Open Book . . . Mitchell Li, SOM ’13 

Each Wednesday, the Daily Voice introduces you to a student or resident at UMass Medical School. We’ve asked our subjects to answer a few questions that might reveal a little of their personalities. If you know someone who you’d like to see profiled, let us know at ummscommunications@umassmed.edu.


 

 

Mitchell Li, SOM ’13, from Marlborough, is a graduate of Northeastern University. He is a member of Kelley House. 

Mitchel Li


Why did you choose medical school, and why UMass? 

If I even brought up the question of which medical school to attend to any practicing physician (whether from UMass or not), they instantly replied, no brainer—UMass! So I applied to five schools in the area with my sights set on UMass. It’s a good thing I got in. If I had any doubts, my interview at Boston University was painfully awkward. (I got in anyway.) Second-look weekend at UMass was phenomenal and is where I met my equally phenomenal roommates. 

Describe yourself in six words or fewer. 

Really, really, ridiculously good looking. 

If you were stranded on a deserted island, name three things you would want. 

1. Red wine 
2. The will to survive? 
3. If all else fails: a Wilson volleyball 

If you could have dinner with a famous person, living or dead, who would that be and why? 

Alton Brown. I used to watch his show nearly religiously. 

What person or experience made you decide to pursue a medical degree and why? 

I did some early work at the Harvard School of Public Health, and as an EMT at Cataldo Ambulance. I have a passion for public health, especially how to change the population’s unhealthy behaviors effectively, but without making them angry. I think there are some creative and underutilized ways to accomplish this. I don’t like to get people angry. It still happens sometimes, but I don’t prefer it. 

I considered going straight in to a master’s of public health, but I also got addicted to the clinical portion of emergency medical services and felt I wanted the challenge, like any overachieving med student should. 

What is the most interesting or challenging job (paid or unpaid) you’ve ever had, and why? What did it teach you about yourself? 

My most interesting (and definitely challenging at times) job has by far been working as an EMT at Cataldo Ambulance. However, I had an unfortunate challenge at my first job when I was 16 at Papa Gino’s, when a very large man had a . . . very large accident in the bathroom, which I was required to clean up.
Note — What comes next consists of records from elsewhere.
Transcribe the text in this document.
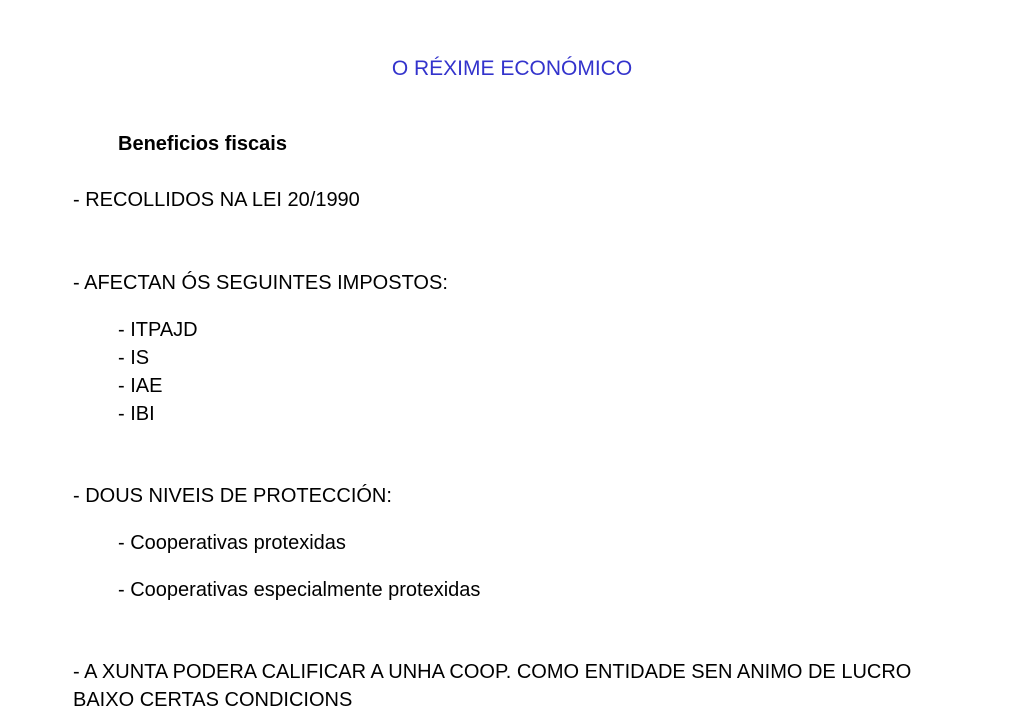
O RÉXIME ECONÓMICO
Beneficios fiscais
- RECOLLIDOS NA LEI 20/1990
- AFECTAN ÓS SEGUINTES IMPOSTOS:
- ITPAJD
- IS
- IAE
- IBI
- DOUS NIVEIS DE PROTECCIÓN:
- Cooperativas protexidas
- Cooperativas especialmente protexidas
- A XUNTA PODERA CALIFICAR A UNHA COOP. COMO ENTIDADE SEN ANIMO DE LUCRO BAIXO CERTAS CONDICIONS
This was clearly in preparation for third-year clerkships in medical school. 

What would your fellow students be surprised to learn about you?

Most students in my class think I am a computer genius because I help professors out with the audio visual systems. Truth is, I don’t have a clue and usually ask Alex Kaiser. 

If UMass Medical School had not been an option, what would you be doing right now? 

Probably still working as an EMT, and maybe pursuing a degree in public health. I also considered attending culinary school and working at a microbrewery with the goal of opening a restaurant/microbrewery. My career counselor said that was ridiculous, so here I am. 

If you could change the world as a physician, what would you like to do? 

Though inspiring to most aspiring medical students, to me, Paul Farmer’s story was utterly discouraging. I mean honestly—founding Partners in Health while learning your entire medical education remotely in Haiti before the advent of recorded streaming lectures? We certainly have a few potential Paul Farmers in our class, but I don’t possess the pure genius required for that. Many students in my class may also discover novel therapies for cancer or HIV/AIDS. I see my niche in systems in medicine and public health as finding creative ways to streamline primary care and structuring the environment and policy to improve public health. Cardiovascular medicine is of particular interest to me right now as it ties in with my public health background. And my strong family history makes it difficult to ignore! 

Most surprising thing you’ve discovered about medical school? 

Maybe it’s what I haven’t discovered about medical school. It’s hard work, but for the most part, I still have a normal life! Or at least that’s what I would consider it. 

Most surprising thing you’ve discovered about Worcester? 

Worcester is not, in fact, Western Mass . . . actually quite a surprise to me. I was also surprised to see it listed as Forbes Magazine’s ninth most live-able city in the U.S in 2009. Maybe Dr. Ennis is on to something.